László Orsós lebt mit Frau und fünf Kindern in Fenékpuszta, außer ihnen ist der verwaltungsmäßig zu Keszthely gehörende, doch von der Stadt rund zehn Kilometer entfernte, unter der Aufsicht der Gesellschaft stehende, einstige Festetics-Besitz die Heimstatt von weiteren 29 Familien. Von den in Fenékpuszta lebenden Familien gelangten die meisten noch vor der Wende zu einer billigen Bleibe, doch es gibt auch welche, die schon 30 Jahre hier leben. Keiner kann sich jedoch an die Glanzzeit von Fenékpuszta erinnern. An die Jahre Ende im 19. Jahrhundert, als sich Hunderte von preisgekrönten englischen Vollblutpferden, die für Turniere gezüchtet wurden, in den Ställen hinter dem Schloss reihten und auf den Weiden tummelten, als elegante Gespanne auf der Auffahrt standen, als eine Vielzahl von Knechten und Mägden für Ordnung auf dem Besitz sorgte, als die Besitzer berühmter Gestüte aus ganz Europa im Schloss bei der Familie Festetics zu Gast waren. Unter den Fenékpusztaern können sich nur noch wenige daran erinnern, wie nach dem 2. Weltkrieg der langsame Verfall der Meierei – die erst von der landwirtschaftlichen Genossenschaft, dann als Leinenfabrik genutzt wurde – einsetzte. Diesen Verfall erfahren allerdings die hier lebenden 100 Anwohner täglich und spüren am eigenen Leibe, dass die einst prächtige Wirtschaft heute eher einem Elendsviertel gleicht.

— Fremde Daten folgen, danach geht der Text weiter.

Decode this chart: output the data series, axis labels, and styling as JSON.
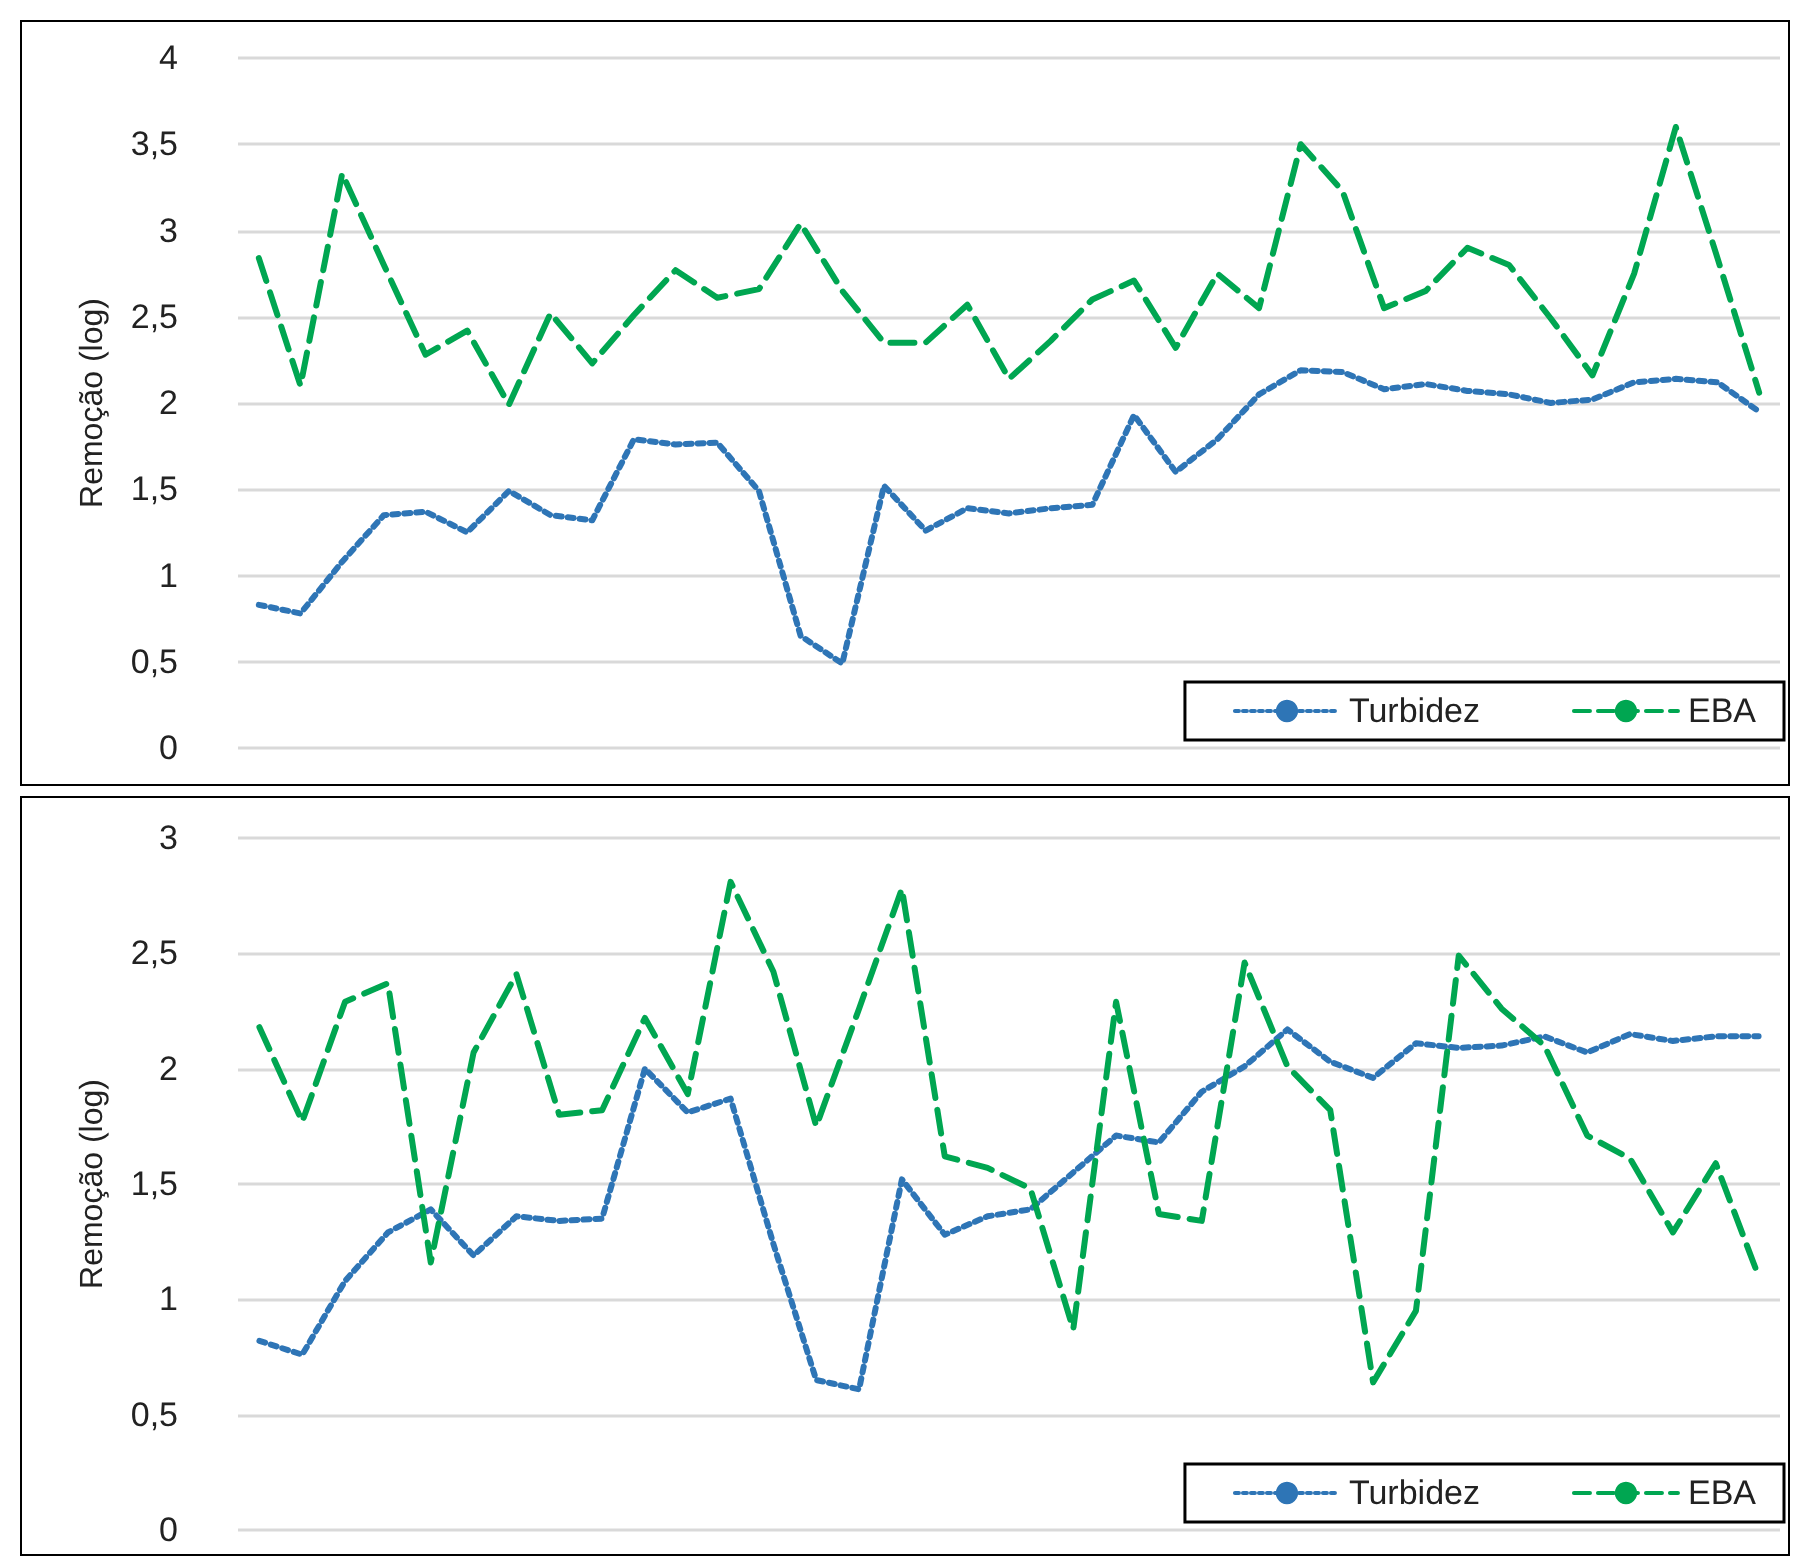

Man sieht die unter Denkmalschutz stehenden Gemäuer, von denen der Putz abbröckelt, die mit Brettern vernagelten Fenster des Schlosses, das morsche Dach und den von Dienstbotenhäusern umgebenen Fenékpusztaer Hauptplatz, auf dem aus Brettern gezimmerte Holzschuppen stehen, daneben Toiletten und Müllhaufen. Wasser können die 30 in der Meierei lebenden Familien nur aus dem Brunnen auf dem Hauptplatz holen, Gas-. und Abwasseranschlüsse gibt es nicht, nur Elektrizität ist vorhanden. Mehr als alles andere verrät über die hier herschenken Zustände, dass die Helikon Schlossmuseum Gesellschaft nur 600-900 Forint Miete pro Monat für die einstigen Dienstbotenwohnungen verlangt und auch die drei im Schloss wohnenden Familien zahlen nicht mehr als 3000 Forint.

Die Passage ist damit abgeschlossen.